Barrierefreier Alltag?

5:30 Uhr: Lilo schläft auf ihrem Bett und träumt ganz fest und tief. Der Wecker klingelt und klingelt die ganze Zeit, nach 5 Minuten hört es auf zu klingeln. Lilo schläft weiter…

6:15 Uhr: Lilo ist durch Alptraum wachgeworden und erschreckt sich und denkt „wieviel Uhr haben wir jetzt? Oh Gott, habe ich verschlafen?“. Sie blickt kurz auf die Uhr und springt sofort aus dem Bett. Sie macht ihren Kleiderschrank auf und grübelt nach, was sie heute anziehen soll. „Ich ziehe mir lieber was Bequemens an: ein Jeans, ein Poloshirt!“.  Sie rennt schnell ins Bad, duschen, Zähne putzen, Haare föhnen, schminken, holt sich ihre Arbeitstasche und einen Müsliriegel für ein schnelles Frühstück und verlässt das Haus.

7:10 Uhr: Endlich ist Lilo am Hauptbahnhof angekommen und wartet auf die S-Bahn, die sie zum Arbeitsplatz bringt.
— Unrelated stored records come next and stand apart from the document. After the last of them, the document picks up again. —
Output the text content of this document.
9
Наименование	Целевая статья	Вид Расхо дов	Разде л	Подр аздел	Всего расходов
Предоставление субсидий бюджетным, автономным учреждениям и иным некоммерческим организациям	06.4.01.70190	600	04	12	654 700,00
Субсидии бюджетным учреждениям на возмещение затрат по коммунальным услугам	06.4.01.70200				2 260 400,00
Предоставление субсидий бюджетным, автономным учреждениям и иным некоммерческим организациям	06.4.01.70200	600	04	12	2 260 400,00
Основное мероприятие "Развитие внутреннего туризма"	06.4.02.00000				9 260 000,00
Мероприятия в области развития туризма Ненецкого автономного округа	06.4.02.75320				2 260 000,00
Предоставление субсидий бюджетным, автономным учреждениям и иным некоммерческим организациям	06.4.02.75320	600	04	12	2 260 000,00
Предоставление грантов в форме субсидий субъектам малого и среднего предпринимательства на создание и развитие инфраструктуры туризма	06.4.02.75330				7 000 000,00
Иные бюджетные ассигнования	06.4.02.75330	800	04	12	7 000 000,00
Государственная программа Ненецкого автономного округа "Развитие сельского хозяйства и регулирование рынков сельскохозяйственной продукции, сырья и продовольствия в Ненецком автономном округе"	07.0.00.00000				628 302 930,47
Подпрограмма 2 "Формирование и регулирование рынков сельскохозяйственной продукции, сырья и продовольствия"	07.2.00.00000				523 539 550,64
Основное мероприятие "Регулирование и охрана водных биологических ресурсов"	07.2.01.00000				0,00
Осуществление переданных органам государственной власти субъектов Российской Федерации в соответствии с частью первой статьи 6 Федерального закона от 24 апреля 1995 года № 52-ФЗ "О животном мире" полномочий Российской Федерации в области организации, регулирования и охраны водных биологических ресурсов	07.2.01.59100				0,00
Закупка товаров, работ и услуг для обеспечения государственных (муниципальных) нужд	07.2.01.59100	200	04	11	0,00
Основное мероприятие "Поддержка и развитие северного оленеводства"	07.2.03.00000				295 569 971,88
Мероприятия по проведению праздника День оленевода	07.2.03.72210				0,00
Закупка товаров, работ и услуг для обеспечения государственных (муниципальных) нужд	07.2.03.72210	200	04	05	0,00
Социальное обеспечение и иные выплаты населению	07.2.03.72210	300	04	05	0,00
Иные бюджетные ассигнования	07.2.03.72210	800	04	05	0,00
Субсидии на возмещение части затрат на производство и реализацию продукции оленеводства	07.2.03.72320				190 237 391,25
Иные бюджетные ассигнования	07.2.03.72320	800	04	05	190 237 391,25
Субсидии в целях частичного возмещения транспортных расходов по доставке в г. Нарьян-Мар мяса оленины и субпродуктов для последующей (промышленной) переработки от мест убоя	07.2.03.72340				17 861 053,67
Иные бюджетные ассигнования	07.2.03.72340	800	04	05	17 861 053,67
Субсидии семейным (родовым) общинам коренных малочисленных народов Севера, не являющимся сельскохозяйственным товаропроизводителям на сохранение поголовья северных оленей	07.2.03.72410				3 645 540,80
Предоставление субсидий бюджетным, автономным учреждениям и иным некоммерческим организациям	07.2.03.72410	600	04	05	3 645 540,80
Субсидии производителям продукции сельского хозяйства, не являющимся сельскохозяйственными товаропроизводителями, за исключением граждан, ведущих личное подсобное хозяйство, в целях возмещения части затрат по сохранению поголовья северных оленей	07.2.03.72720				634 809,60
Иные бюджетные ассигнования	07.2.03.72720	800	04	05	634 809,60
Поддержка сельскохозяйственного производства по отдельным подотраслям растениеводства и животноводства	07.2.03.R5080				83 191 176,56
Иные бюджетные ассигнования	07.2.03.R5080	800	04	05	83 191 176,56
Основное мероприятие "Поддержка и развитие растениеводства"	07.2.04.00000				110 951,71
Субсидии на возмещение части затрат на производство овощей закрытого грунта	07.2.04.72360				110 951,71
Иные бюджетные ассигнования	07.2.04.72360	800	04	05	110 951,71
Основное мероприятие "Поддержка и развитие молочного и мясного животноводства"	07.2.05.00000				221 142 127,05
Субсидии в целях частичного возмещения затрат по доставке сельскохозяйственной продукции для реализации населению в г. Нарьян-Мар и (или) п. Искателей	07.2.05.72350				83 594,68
Sie beobachtet die Fahrgäste, viele haben Coffee-to-go-Becher in der Hand, und rennt durch die Menschenmenge, um schnell ein Zug erreichen zu können. Gerade wurde per Durchsage informiert: „Sehr geehrte Damen und Herren, S-Bahn S2 fährt heute Morgen aufgrund Bauarbeit nicht. Bitte nehmen Sie Ersatzschienenverkehr-Bus Nr. 21, der am Busbahnhof steht und alle 20 Minuten fährt. Vielen Dank für Ihr Verständnis:“ Einige Fahrgäste verlassen das Gleis, da wo Lilo auf ihre S-Bahn wartet. Sie beobachtet die Situation und merkt, dass etwas nicht stimmt.

7:30 Uhr: Lilo versucht, Fahrgäste anzusprechen und deutet an, was mit S2 ist. Ein Fahrgast hat sie für dumm gehalten und ist einfach weitergegangen. Sie versucht sich an andere Fahrgast zu wenden, einer sagt: “Die S-Bahn kommt nicht. Bus – da!“. Lilo bedankt sich und rennt schnell zum Busbahnhof und hat es knapp geschafft.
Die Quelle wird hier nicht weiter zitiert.